Das Verwaltungsgericht von Bastia hat den Präfekturbeschluss aufgehoben, mit dem die Installation von 14 Anlegeplätzen für Yachten mit einer Länge von mehr als 24 Metern in der Bucht von Sant'Amanza genehmigt worden war. Das Gericht ist der Ansicht, dass im Verwaltungsverfahren mehrere Auflagen nicht eingehalten wurden, insbesondere die Durchführung einer öffentlichen Anhörung.
Doch bereits einige Tage vor der Urteilsverkündung hatte ein neuer Erlass der Präfektur die Genehmigung nach Abschluss dieser Untersuchung erneut erteilt. Die Umweltverbände kündigen bereits eine neue Klage an.
Diese Abfolge von Entscheidungen verdeutlicht die Komplexität einer Vorrichtung, die eigentlich als Alternative zum Ankern präsentiert wurde. Die Ankerkästen sollen gerade dazu dienen, die Seegraswiesen zu schützen, indem sie verhindern, dass Ankerketten den Meeresboden aufreißen. Doch auch ihre Installation wird nun zur Quelle von Rechtsstreitigkeiten.
Freizeitkapitäne brauchen klarere Vorschriften
Für sich genommen folgt jeder dieser Fälle einer anderen Logik.
- In Marseille sorgt die Behörde dafür, dass ein Ankerverbot eingehalten wird.
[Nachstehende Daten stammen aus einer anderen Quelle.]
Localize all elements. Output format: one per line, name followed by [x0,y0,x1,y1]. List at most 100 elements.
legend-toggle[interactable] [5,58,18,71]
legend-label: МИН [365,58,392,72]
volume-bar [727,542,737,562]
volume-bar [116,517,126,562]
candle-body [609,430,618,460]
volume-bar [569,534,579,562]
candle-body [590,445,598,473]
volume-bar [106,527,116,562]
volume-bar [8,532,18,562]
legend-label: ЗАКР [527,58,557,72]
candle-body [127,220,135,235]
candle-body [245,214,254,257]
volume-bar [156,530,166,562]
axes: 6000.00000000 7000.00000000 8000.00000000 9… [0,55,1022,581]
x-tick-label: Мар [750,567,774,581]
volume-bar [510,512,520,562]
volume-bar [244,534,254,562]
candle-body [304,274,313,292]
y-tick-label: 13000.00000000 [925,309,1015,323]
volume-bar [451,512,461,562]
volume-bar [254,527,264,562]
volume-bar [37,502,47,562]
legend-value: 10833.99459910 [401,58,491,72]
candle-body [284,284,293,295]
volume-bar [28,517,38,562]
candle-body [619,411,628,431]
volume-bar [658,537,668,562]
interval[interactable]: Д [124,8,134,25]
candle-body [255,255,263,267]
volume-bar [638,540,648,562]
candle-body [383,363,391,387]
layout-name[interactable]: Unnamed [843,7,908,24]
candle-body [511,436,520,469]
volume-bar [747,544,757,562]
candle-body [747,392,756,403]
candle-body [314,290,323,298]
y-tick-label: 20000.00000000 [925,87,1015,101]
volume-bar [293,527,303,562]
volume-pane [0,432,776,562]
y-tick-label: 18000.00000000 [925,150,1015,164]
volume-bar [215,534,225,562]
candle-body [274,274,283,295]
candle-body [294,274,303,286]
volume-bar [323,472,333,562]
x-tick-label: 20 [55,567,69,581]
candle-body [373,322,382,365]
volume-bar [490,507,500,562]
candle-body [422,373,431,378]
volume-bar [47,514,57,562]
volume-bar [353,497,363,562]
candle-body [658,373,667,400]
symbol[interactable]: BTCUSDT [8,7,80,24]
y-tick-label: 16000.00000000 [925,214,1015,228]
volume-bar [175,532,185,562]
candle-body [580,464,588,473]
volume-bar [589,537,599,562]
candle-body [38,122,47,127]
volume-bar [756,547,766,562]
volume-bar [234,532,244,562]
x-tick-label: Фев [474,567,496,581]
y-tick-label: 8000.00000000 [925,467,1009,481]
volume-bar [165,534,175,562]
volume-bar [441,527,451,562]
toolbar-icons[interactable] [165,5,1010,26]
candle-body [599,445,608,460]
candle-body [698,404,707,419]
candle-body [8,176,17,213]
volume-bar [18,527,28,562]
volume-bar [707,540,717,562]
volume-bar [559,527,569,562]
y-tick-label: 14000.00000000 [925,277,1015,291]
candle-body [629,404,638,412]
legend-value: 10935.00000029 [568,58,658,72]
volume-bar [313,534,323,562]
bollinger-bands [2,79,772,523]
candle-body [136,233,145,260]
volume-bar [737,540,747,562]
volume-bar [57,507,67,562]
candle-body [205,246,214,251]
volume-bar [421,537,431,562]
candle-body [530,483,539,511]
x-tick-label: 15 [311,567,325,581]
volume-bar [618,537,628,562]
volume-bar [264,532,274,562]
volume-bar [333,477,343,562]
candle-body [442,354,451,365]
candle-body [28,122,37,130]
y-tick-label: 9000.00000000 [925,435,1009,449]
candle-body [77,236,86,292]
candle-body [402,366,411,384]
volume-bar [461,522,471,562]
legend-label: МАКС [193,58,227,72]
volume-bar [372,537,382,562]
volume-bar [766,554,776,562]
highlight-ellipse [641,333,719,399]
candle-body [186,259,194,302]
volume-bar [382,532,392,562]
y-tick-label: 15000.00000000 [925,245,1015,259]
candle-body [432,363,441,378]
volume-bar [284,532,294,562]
- In Aix-en-Provence weisen die Richter auf die Anforderungen des Umwelthaftungsrechts hin.
- In Bonifacio prüft das Gericht die Rechtmäßigkeit eines Verwaltungsverfahrens.
Betrachtet man diese drei Ereignisse jedoch in ihrer Gesamtheit, ergibt sich ein differenzierteres Bild.
Die Botschaft an die Segler wird immer schwerer nachzuvollziehen. Einerseits werden die Verbote verschärft. Andererseits weisen die Gerichte darauf hin, dass ein Umweltschaden nicht einfach vorausgesetzt werden darf. Schließlich landen auch die Anlagen, die den herkömmlichen Ankerplatz ersetzen sollen, vor Gericht.
Sowohl bei Freizeitkapitänen als auch bei Berufsschiffern schürt diese Anhäufung von Vorschriften ein Gefühl der Unsicherheit. Der Schutz der Posidonia-Wiesen bleibt ein Ziel, das von vielen geteilt wird. Doch seine Glaubwürdigkeit beruht auch auf verständlichen, stabilen und kohärenten Vorschriften. Wahrscheinlich müssen die Behörden ihre Anstrengungen künftig auf diesen Bereich konzentrieren, damit der Umweltschutz von den Bootsfahrern weiterhin uneingeschränkt akzeptiert wird.